An accelerated, consistent macaque simian immunodeficiency virus (SIV) model in which over 90% of pigtailed macaques (Macaca nemestrina) coinoculated with SIV/17E-Fr and SIV/DeltaB670 developed encephalitis was used to determine whether central nervous system (CNS) lesions are associated with the replication of specific genotypes in the brain and, more specifically, in the microglia. Ten of 11 inoculated macaques had severe (n = 3), moderate (n = 5), or mild (n = 2) encephalitis at 3 months postinoculation. To compare actively replicating viral genotypes in the CNS and in microglia with those in the periphery, the V1 region of the SIV envelope gene was amplified and sequenced from RNA extracted from basal ganglia, from microglial cells isolated from the brain, and from peripheral blood mononuclear cells (PBMC) isolated from blood at the time of death.
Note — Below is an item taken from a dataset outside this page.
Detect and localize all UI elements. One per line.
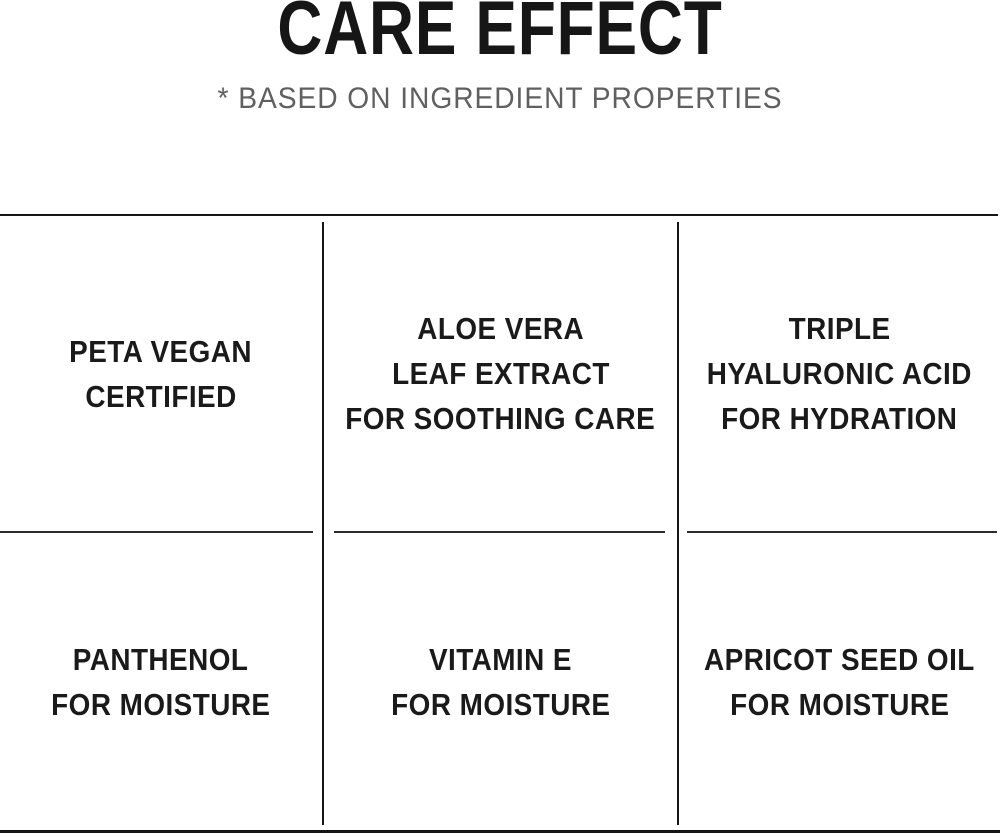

To distinguish between actively replicating with latent viral genotypes in the CNS, viral genotypes in RNA and DNA from basal ganglia were compared. Two macrophage-tropic, neurovirulent viruses, SIV/17E-Fr and SIV/DeltaB670 Cl-2, predominated in the brain RNA of macaques with encephalitis, comprising 95% of the genotypes detected. The same two viral genotypes were present at the same frequencies in microglial cell RNA, suggesting that microglia are pivotal in the selective replication of neurovirulent viruses. There was a significantly greater number of viral genotypes in DNA than there were in RNA in the brain (P = 0.004), including those of both the macrophage- and lymphocyte-tropic viral strains. Furthermore, significantly fewer viral genotypes were detected in brain RNA than in PBMC RNA at the time of death (P = 0.004) and the viral strain that predominated in the brain frequently was different from that which predominated in the PBMC of the same animal. These data suggest that many viral genotypes enter the brain, but only a limited subset of macrophage-tropic, neurovirulent viruses replicate terminally in the brains of macaques with encephalitis. They further suggest that the selection of macrophage-tropic, neurovirulent viruses occurs not at the level of the blood-brain barrier but at a stage after virus entry and that microglial cells may play an important role in that selection process.